Riyadh’s net foreign reserve assets, the foreign currencies a central bank keeps and uses to pay back debts to other countries, fell 2 percent between September and October, to the equivalent of $543.8 billion from $554.7 billion, according to monthly data from the nation’s Monetary Agency. That’s a 16 percent decline from October 2015, when reserves stood at $647.9 billion.

The Gulf state, where nearly 39 percent of gross domestic product relies on oil, has seen its reserves dwindle in stride with falling oil prices over the past two years after peaking at $745.7 billion in mid-2014—right around the time Brent crude, an international benchmark, began to tank from more than $110 per barrel toward today’s less than $50.

Saudi Arabia’s reserves, among the world’s largest in dollar value, contain mostly U.S. dollars and American government bonds, according to Reuters. That’s due in part to Riyadh serving as the second largest oil source for the U.S., with 11 percent of American petroleum imports coming from the kingdom’s state oil company, Saudi Aramco, which is the world’s largest and pays the government 93 percent of its revenue.

If OPEC decides to cut oil production by more than 1.2 million barrels per day, or between 4 and 4.5 percent, at its meeting in Vienna on Wednesday, Saudi Arabia’s top commodity could receive a modest price boost.

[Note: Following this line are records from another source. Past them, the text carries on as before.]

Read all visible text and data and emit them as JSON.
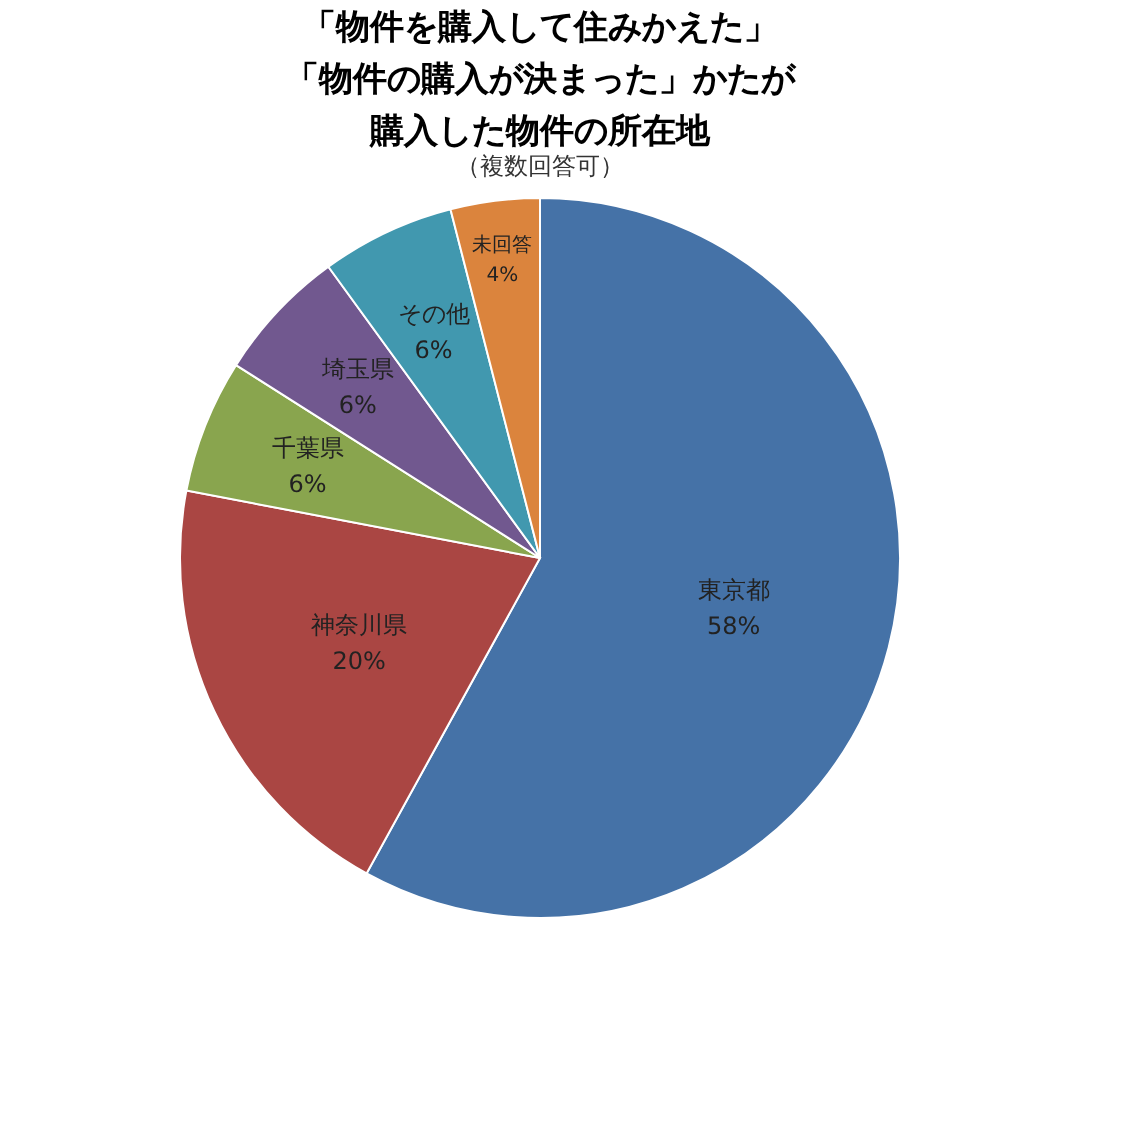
{
  "chart_data": {
    "type": "pie",
    "title": [
      "「物件を購入して住みかえた」",
      "「物件の購入が決まった」かたが",
      "購入した物件の所在地"
    ],
    "subtitle": "（複数回答可）",
    "categories": [
      "東京都",
      "神奈川県",
      "千葉県",
      "埼玉県",
      "その他",
      "未回答"
    ],
    "values": [
      58,
      20,
      6,
      6,
      6,
      4
    ],
    "value_labels": [
      "58%",
      "20%",
      "6%",
      "6%",
      "6%",
      "4%"
    ],
    "colors": [
      "#4572a7",
      "#aa4643",
      "#89a54e",
      "#71588f",
      "#4198af",
      "#db843d"
    ],
    "legend": false
  }
}
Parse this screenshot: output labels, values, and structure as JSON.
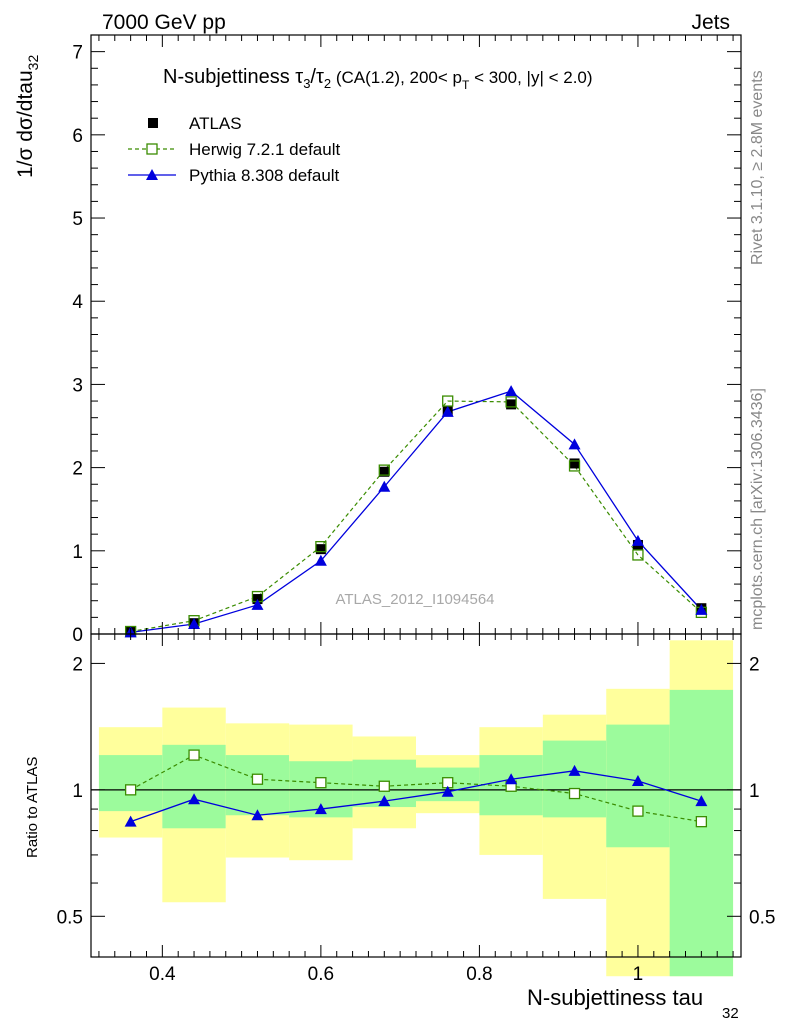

But reports that Iran appeared to be backing out of the cartel’s collusion on Tuesday signaled that the group may not reach its goal of an output cap on Wednesday.

“We will leave the level of production we decided on in Algeria,” Iranian oil minister Bijan Zangeneh told reporters on Tuesday, referring to output levels agreed upon at a previous OPEC meeting, Reuters reported.

Zangeneh’s comments marked a reverse from his statement last week when he said it was “highly probable” that OPEC leaders would reach an agreement in Vienna and that the cartel would aim for oil prices of between $55 and $60 per barrel, up from today’s $45.56.